Vergesst nicht, ihr wart selbst Fremde und seid befreit worden. Das ist die Grunderfahrung, und sie muss weitergegeben werden.

Interessant ist, dass jede Generation aufs Neue derart angesprochen wird „Fremde wart ihr im Land Ägypten“. Auch die, die selbst nicht dabei waren, sondern schon im verheißenen Land geboren wurden, müssen sich das sagen lassen. Die Erfahrung der vergangenen Generation geht mit, denn auf ihr basiert alles Weitere. Die Urerfahrung der Versklavung und der Befreiung muss weitergegeben werden an die folgenden Generationen. Wer selbst frei lebt, muss wissen, was vor ihm war. Die Erfahrungen der vergangenen Generationen müssen weitergegeben werden, das Untergegangene und das Gerettete. Wie beim Berliner Brot in der Familie meines Freundes die Erinnerung an die Oma und an die Nachkriegszeit.

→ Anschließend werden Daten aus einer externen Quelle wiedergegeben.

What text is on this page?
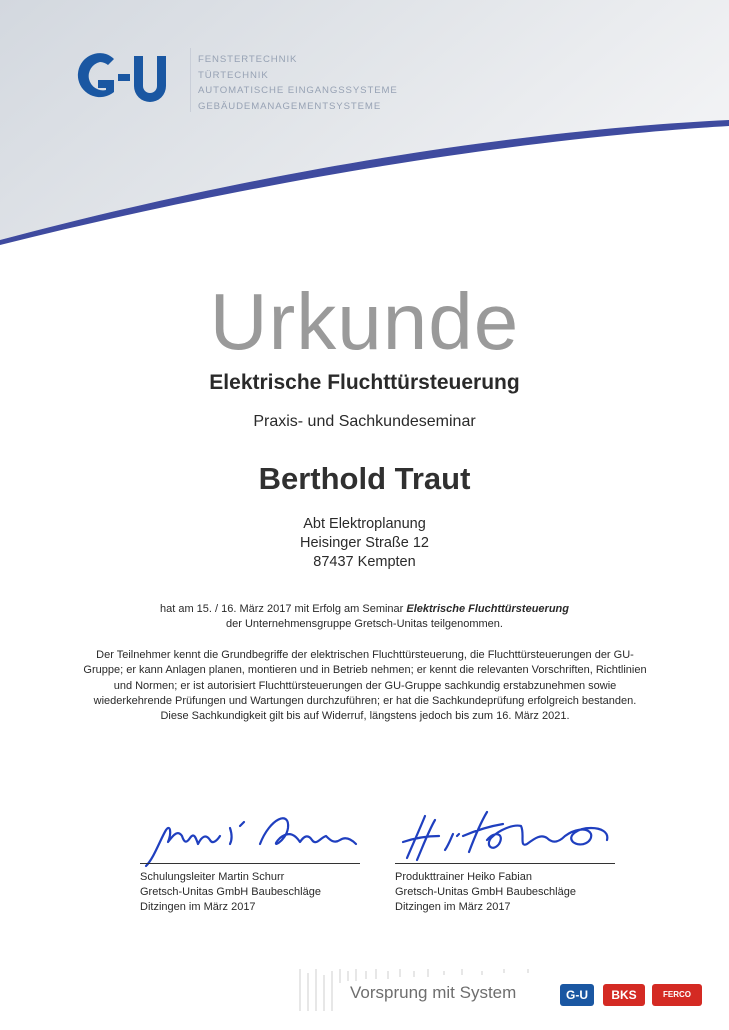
FENSTERTECHNIK
TÜRTECHNIK
AUTOMATISCHE EINGANGSSYSTEME
GEBÄUDEMANAGEMENTSYSTEME
Urkunde
Elektrische Fluchttürsteuerung
Praxis- und Sachkundeseminar
Berthold Traut
Abt Elektroplanung
Heisinger Straße 12
87437 Kempten
hat am 15. / 16. März 2017 mit Erfolg am Seminar Elektrische Fluchttürsteuerung
der Unternehmensgruppe Gretsch-Unitas teilgenommen.

Der Teilnehmer kennt die Grundbegriffe der elektrischen Fluchttürsteuerung, die Fluchttürsteuerungen der GU-Gruppe; er kann Anlagen planen, montieren und in Betrieb nehmen; er kennt die relevanten Vorschriften, Richtlinien und Normen; er ist autorisiert Fluchttürsteuerungen der GU-Gruppe sachkundig erstabzunehmen sowie wiederkehrende Prüfungen und Wartungen durchzuführen; er hat die Sachkundeprüfung erfolgreich bestanden. Diese Sachkundigkeit gilt bis auf Widerruf, längstens jedoch bis zum 16. März 2021.

Schulungsleiter Martin Schurr
Gretsch-Unitas GmbH Baubeschläge
Ditzingen im März 2017
Produkttrainer Heiko Fabian
Gretsch-Unitas GmbH Baubeschläge
Ditzingen im März 2017
Vorsprung mit System	G-U	BKS	FERCO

Lange Zeit war hier in Deutschland gerade die Erinnerung an die Nachkriegszeit das Rezept für ein erfolgreiches demokratisches Miteinander - mehr noch die Erinnerung an die Gräuel des selbstverschuldeten Krieges. Diese Erfahrungen waren die Grundlagen der Werte, aus denen wir heute leben. Auch im Umgang mit Fremden.

„Opa, erzähl von früher!“. Meine Großeltern haben mir als Kind viel vom Krieg erzählt: Das Heraufziehen der Nazis, das Verschwinden der Juden in der Nachbarschaft, die unfreien Wahlen, die Einberufung als Soldat, die Schrecken des Krieges. Jetzt sind sie schon lange tot.

Es beschäftigt mich sehr, dass die Generation, die Nazizeit und Krieg in Deutschland noch bewusst erlebt hat, immer älter wird und langsam stirbt. Ihr Gedächtnis, ihre Erfahrungen dürfen nicht sterben. Es gilt diese Erinnerungen lebendig zu halten und der nächsten Generation weiterzugeben. Sonst droht uns die Wertschätzung der Demokratie zu entgleiten, der Sinn für eine gerechte Gesellschaft. Sonst werden wir vielleicht nicht mehr wissen, was in einer konkreten Situation das „Gebot der Stunde“ ist. Und hier klingt derzeit eindeutig für mich der Satz aus dem Buch Levitikus mit: „Fremde wart ihr im Land Ägypten. Ich habe euch herausgeführt“.

Aus Dortmund grüßt Sie Egbert Ballhorn.